We have investigated the use of constant-rate delivery of fentanyl by i.v. and transdermal routes for the treatment of pain after major surgery. Forty-five males, ASA I-III, received in a double-blinded fashion either placebo (n = 6) or fentanyl (n = 39) i.v. at one of four dose rates (25, 50, 100 or 125 micrograms h-1). Stable serum concentrations of fentanyl were produced by the end of surgery and were maintained for a total of 24 h. Calculated clearance of fentanyl was 1.05 +/- 0.38 litre min-1 and was not related to weight or age. Both the 100- and 125-micrograms h-1 dose rates produced significant analgesic efficacy as assessed by postoperative morphine requirements.

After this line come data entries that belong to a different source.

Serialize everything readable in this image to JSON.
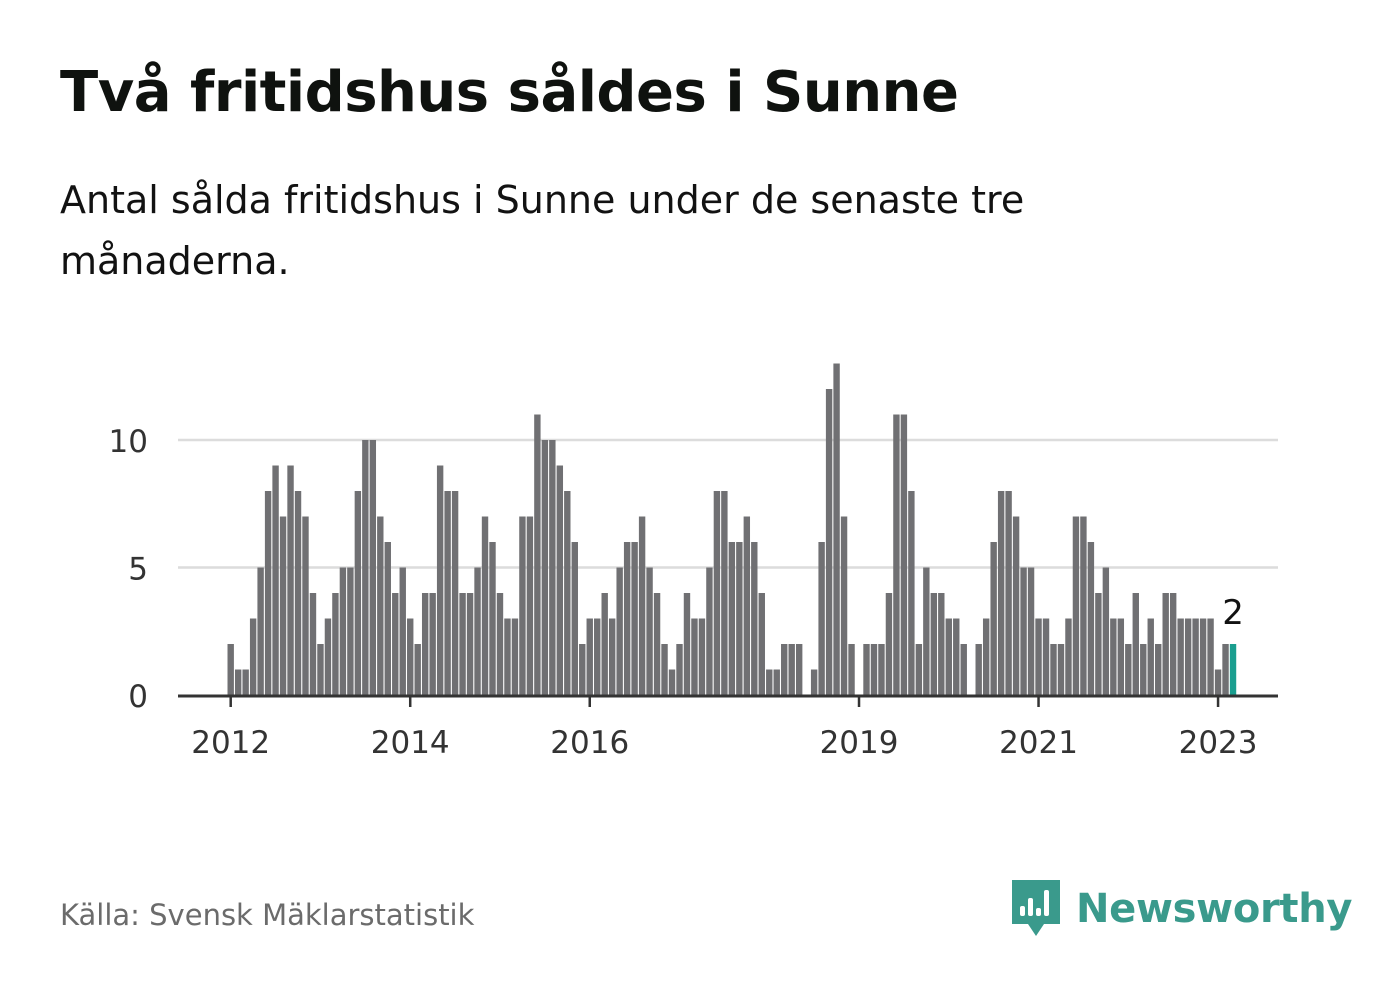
{
  "header": {
    "title": "Två fritidshus såldes i Sunne",
    "subtitle": "Antal sålda fritidshus i Sunne under de senaste tre månaderna."
  },
  "footer": {
    "source": "Källa: Svensk Mäklarstatistik",
    "brand": "Newsworthy",
    "brand_icon": "newsworthy-logo-icon"
  },
  "colors": {
    "bar": "#707073",
    "highlight": "#1a9e8f",
    "grid": "#dcdcdc",
    "axis": "#333333",
    "brand": "#3a9a8c"
  },
  "chart_data": {
    "type": "bar",
    "start_month": "2012-01",
    "values": [
      2,
      1,
      1,
      3,
      5,
      8,
      9,
      7,
      9,
      8,
      7,
      4,
      2,
      3,
      4,
      5,
      5,
      8,
      10,
      10,
      7,
      6,
      4,
      5,
      3,
      2,
      4,
      4,
      9,
      8,
      8,
      4,
      4,
      5,
      7,
      6,
      4,
      3,
      3,
      7,
      7,
      11,
      10,
      10,
      9,
      8,
      6,
      2,
      3,
      3,
      4,
      3,
      5,
      6,
      6,
      7,
      5,
      4,
      2,
      1,
      2,
      4,
      3,
      3,
      5,
      8,
      8,
      6,
      6,
      7,
      6,
      4,
      1,
      1,
      2,
      2,
      2,
      0,
      1,
      6,
      12,
      13,
      7,
      2,
      0,
      2,
      2,
      2,
      4,
      11,
      11,
      8,
      2,
      5,
      4,
      4,
      3,
      3,
      2,
      0,
      2,
      3,
      6,
      8,
      8,
      7,
      5,
      5,
      3,
      3,
      2,
      2,
      3,
      7,
      7,
      6,
      4,
      5,
      3,
      3,
      2,
      4,
      2,
      3,
      2,
      4,
      4,
      3,
      3,
      3,
      3,
      3,
      1,
      2,
      2
    ],
    "highlight_last": true,
    "value_label": "2",
    "yticks": [
      0,
      5,
      10
    ],
    "ylim": [
      0,
      13
    ],
    "xticks": [
      "2012",
      "2014",
      "2016",
      "2019",
      "2021",
      "2023"
    ],
    "grid": true
  }
}
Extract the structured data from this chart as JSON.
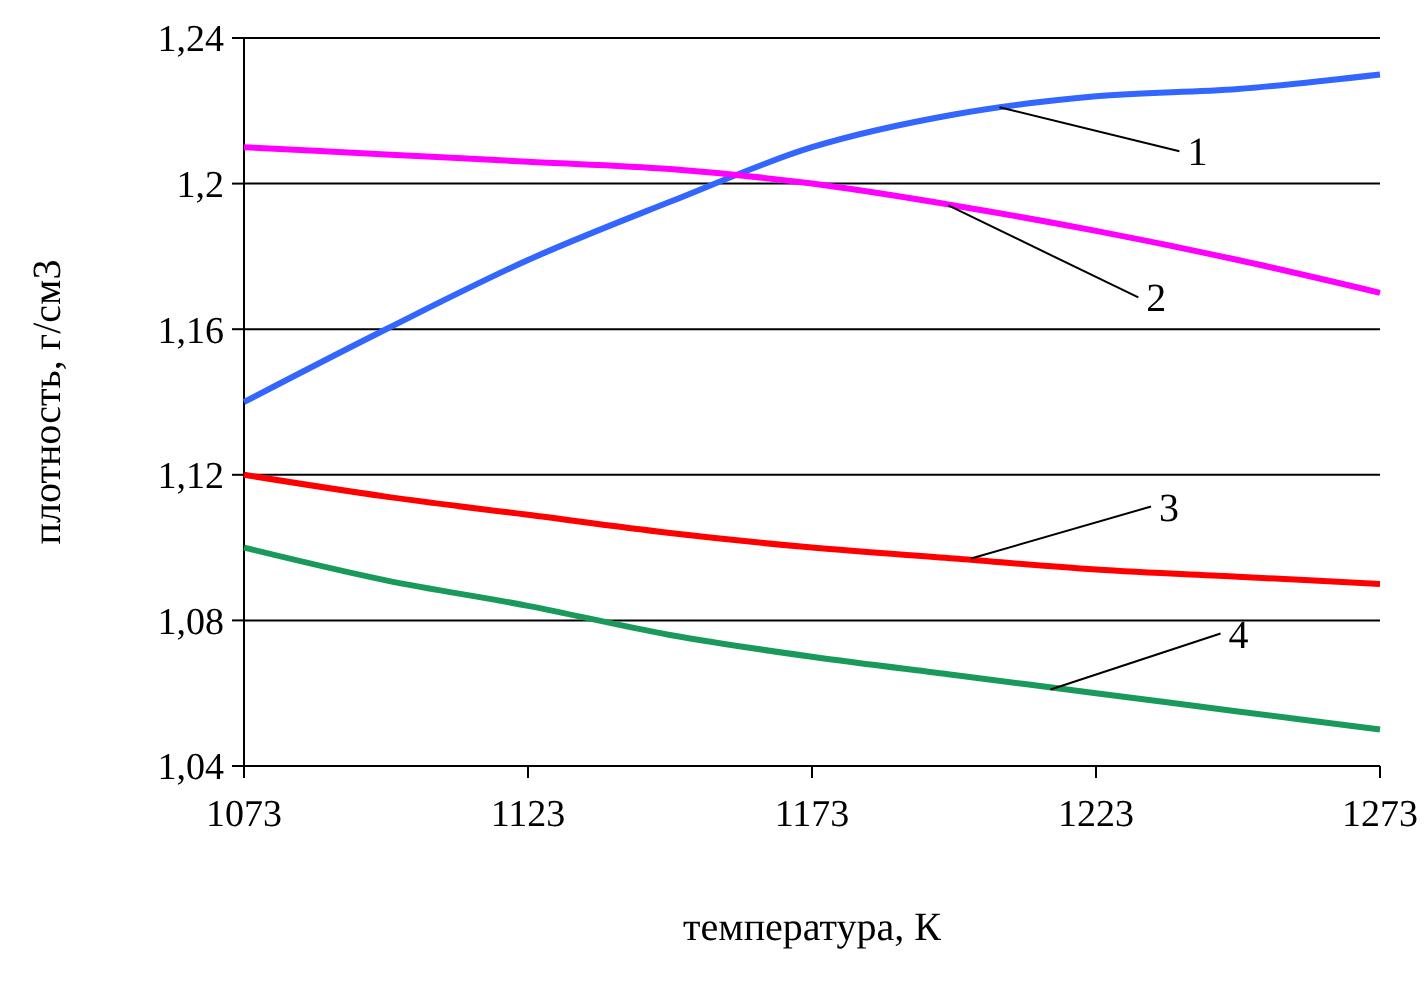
{
  "chart_data": {
    "type": "line",
    "xlabel": "температура, К",
    "ylabel": "плотность, г/см3",
    "x": [
      1073,
      1098,
      1123,
      1148,
      1173,
      1198,
      1223,
      1248,
      1273
    ],
    "series": [
      {
        "color": "#3366ff",
        "values": [
          1.14,
          1.16,
          1.179,
          1.195,
          1.21,
          1.219,
          1.224,
          1.226,
          1.23
        ]
      },
      {
        "color": "#ff00ff",
        "values": [
          1.21,
          1.208,
          1.206,
          1.204,
          1.2,
          1.194,
          1.187,
          1.179,
          1.17
        ]
      },
      {
        "color": "#ff0000",
        "values": [
          1.12,
          1.114,
          1.109,
          1.104,
          1.1,
          1.097,
          1.094,
          1.092,
          1.09
        ]
      },
      {
        "color": "#1a9a5a",
        "values": [
          1.1,
          1.091,
          1.084,
          1.076,
          1.07,
          1.065,
          1.06,
          1.055,
          1.05
        ]
      }
    ],
    "annotations": [
      {
        "text": "1",
        "x": 1206,
        "y": 1.221
      },
      {
        "text": "2",
        "x": 1197,
        "y": 1.194
      },
      {
        "text": "3",
        "x": 1201,
        "y": 1.097
      },
      {
        "text": "4",
        "x": 1215,
        "y": 1.061
      }
    ],
    "xlim": [
      1073,
      1273
    ],
    "xticks": [
      1073,
      1123,
      1173,
      1223,
      1273
    ],
    "ylim": [
      1.04,
      1.24
    ],
    "yticks": [
      {
        "value": 1.04,
        "label": "1,04"
      },
      {
        "value": 1.08,
        "label": "1,08"
      },
      {
        "value": 1.12,
        "label": "1,12"
      },
      {
        "value": 1.16,
        "label": "1,16"
      },
      {
        "value": 1.2,
        "label": "1,2"
      },
      {
        "value": 1.24,
        "label": "1,24"
      }
    ],
    "grid": "y",
    "marker": "none",
    "line_style": "solid"
  }
}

Mean serum concentrations of fentanyl in these groups were 1.42 +/- 0.14 (SD) and 1.90 +/- 0.30 ng ml-1, respectively. One of 10 patients receiving fentanyl 100 micrograms h-1 and three of nine patients receiving 125 micrograms h-1 had evidence of respiratory depression. Eight additional patients were treated with a transdermal drug delivery system containing fentanyl (TTS-fentanyl). Steady-state serum concentrations in this group were 2.15 +/- 0.92 (SD) ng ml-1. Post-operative morphine requirements were minimal (less than 0.5 mg h-1) and PaCO2 remained acceptable in all patients. Serum concentrations of fentanyl increased slowly (15 h to plateau) and decreased slowly (apparent half-life, 21 h). We conclude that delivery of analgesic doses of fentanyl is feasible by the transdermal route.